Immigration & Refugee Protection in Ireland: An Analysis of Public Attitudes


The Irish research into public attitudes towards immigration and refugee protection was commissioned by The Social Change Initiative to inform policy-makers and support the work of civil society organisations working on these issues. It is one of a suite of reports that were undertaken in France, Germany, Italy and Greece by More in Common, in partnership with The Social Change Initiative. The programme was funded by the Human Dignity Foundation (Ireland), with support also being made available for similar research in The Netherlands. As such, this research forms part of a larger initiative to support effective communications for individual activists and organisations with an interest in immigration and refugee protection issues. But it will also be of interest to those who are committed to address the threats to open and inclusive societies.
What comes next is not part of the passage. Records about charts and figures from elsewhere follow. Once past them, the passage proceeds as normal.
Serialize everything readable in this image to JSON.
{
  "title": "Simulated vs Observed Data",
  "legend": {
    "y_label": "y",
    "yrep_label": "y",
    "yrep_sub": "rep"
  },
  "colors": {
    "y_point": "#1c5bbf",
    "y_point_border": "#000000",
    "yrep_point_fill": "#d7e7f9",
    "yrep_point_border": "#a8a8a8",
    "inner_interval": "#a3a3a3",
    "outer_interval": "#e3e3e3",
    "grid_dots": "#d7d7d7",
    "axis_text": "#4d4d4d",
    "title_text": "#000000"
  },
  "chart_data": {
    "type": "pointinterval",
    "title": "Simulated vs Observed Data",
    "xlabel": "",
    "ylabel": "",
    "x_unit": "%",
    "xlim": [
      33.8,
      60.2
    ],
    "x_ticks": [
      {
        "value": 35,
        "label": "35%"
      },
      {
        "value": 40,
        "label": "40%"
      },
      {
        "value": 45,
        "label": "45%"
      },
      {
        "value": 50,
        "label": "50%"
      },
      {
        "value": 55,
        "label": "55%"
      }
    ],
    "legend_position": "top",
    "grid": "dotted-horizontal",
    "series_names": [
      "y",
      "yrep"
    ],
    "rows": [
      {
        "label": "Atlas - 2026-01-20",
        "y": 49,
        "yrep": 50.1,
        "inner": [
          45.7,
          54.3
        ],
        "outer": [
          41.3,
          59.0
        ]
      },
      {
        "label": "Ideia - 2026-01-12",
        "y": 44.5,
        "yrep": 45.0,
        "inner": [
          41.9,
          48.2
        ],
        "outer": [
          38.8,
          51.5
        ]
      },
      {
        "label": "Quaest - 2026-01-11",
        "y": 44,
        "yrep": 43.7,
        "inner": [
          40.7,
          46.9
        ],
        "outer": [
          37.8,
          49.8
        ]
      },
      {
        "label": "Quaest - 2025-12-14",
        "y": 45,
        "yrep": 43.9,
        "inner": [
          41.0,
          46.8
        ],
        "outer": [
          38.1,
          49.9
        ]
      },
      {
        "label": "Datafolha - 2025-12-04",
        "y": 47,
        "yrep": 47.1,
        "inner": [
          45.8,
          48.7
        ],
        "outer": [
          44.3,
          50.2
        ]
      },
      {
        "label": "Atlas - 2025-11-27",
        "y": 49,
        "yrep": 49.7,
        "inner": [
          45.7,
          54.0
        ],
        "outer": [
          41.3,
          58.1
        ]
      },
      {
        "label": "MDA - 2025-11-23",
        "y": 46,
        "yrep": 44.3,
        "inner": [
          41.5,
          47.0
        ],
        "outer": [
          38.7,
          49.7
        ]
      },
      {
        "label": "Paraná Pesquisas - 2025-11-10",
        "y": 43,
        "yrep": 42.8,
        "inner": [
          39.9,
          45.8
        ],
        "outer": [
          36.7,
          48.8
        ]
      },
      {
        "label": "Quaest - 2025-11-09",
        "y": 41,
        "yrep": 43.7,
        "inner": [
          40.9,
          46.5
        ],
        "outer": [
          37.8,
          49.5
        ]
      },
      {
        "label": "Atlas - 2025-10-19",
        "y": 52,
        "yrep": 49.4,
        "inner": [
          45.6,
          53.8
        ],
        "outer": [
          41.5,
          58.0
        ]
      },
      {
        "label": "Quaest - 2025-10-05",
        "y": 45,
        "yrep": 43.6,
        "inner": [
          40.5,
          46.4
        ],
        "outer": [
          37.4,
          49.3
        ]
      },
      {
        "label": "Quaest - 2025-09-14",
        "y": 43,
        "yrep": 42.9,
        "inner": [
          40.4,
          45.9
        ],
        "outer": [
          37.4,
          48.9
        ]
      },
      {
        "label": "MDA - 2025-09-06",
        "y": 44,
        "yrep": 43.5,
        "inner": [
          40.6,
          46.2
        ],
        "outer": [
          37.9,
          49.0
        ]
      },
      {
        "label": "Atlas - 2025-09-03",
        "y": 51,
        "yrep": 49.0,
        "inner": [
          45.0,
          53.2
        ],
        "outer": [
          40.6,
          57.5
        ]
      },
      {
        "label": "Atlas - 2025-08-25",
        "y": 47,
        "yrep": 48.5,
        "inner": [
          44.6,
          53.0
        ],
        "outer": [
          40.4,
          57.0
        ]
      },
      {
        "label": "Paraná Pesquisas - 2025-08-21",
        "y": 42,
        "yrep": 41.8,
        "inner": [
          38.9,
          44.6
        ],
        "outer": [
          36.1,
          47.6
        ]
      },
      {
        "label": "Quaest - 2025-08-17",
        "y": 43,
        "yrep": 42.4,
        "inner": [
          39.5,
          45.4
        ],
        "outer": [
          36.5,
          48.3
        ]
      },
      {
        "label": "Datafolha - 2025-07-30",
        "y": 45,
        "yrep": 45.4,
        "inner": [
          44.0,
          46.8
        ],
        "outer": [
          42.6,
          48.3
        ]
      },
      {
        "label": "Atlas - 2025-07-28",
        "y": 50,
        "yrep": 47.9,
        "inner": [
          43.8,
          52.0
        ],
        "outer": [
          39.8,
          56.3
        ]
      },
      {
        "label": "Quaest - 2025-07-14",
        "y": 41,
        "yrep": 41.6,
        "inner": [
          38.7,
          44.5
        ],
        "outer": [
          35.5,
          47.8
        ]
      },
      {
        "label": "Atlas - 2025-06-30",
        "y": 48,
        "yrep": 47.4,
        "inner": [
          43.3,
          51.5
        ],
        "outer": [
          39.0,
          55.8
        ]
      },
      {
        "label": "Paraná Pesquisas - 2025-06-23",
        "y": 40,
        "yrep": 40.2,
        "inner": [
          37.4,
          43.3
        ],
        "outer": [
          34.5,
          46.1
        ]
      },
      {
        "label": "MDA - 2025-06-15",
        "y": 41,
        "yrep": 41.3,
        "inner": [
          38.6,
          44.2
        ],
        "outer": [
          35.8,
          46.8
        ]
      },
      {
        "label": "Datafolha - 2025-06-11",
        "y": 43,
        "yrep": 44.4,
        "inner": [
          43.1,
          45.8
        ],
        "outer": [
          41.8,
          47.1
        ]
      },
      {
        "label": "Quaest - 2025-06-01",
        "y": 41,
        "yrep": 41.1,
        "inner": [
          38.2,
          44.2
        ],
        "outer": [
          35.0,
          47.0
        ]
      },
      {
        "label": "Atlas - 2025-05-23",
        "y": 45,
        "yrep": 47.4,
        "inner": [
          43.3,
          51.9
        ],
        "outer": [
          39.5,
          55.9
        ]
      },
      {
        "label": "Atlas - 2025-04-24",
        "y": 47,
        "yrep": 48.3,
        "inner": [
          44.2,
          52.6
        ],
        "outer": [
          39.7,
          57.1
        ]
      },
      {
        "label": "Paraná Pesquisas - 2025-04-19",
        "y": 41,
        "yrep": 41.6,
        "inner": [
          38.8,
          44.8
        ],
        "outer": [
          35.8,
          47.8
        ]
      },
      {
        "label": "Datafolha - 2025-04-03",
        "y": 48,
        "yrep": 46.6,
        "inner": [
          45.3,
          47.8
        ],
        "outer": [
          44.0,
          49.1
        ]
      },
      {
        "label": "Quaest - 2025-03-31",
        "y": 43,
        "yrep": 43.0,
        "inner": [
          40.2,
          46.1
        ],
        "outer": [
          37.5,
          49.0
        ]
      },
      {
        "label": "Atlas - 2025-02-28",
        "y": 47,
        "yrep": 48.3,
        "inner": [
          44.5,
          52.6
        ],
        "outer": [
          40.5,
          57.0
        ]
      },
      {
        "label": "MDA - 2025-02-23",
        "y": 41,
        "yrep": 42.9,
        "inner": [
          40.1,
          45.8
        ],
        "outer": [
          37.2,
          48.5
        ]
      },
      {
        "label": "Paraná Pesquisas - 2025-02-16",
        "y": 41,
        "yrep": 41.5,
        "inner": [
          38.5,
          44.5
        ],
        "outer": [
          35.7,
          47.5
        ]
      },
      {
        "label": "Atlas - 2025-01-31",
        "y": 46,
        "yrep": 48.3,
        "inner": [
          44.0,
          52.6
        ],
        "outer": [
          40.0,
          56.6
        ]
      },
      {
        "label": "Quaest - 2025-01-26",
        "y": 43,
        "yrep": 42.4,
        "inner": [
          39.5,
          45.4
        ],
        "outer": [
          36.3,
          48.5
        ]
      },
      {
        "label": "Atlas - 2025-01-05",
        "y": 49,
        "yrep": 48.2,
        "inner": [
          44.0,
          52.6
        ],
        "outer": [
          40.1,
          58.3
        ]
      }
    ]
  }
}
In the Republic of Ireland the study benefited from the guidance and advice of NGO practitioners, while the methodology was adapted by Martha Fanning Research and Bricolage to complete both the quantitative and qualitative aspects of the work. The Social Change Initiative is grateful for the interest and expertise of the Irish advisers and experts. This report provides insight into Irish opinions about their country, its perceived prospects and place in the world as well as attitudes to immigration and refugee protection policies. It recognises the already established link between the state of the Irish economy and a country that essentially sees itself as welcome and open. Ireland has not experienced the rise in xenophobic nationalism and nativism that has occurred in many other European countries, but equally it has not been to the forefront in accepting large numbers of people seeking refuge, or indeed putting systems in place to appropriately support non-Irish born refugees and migrants. Thus, any sense of complacency is misplaced.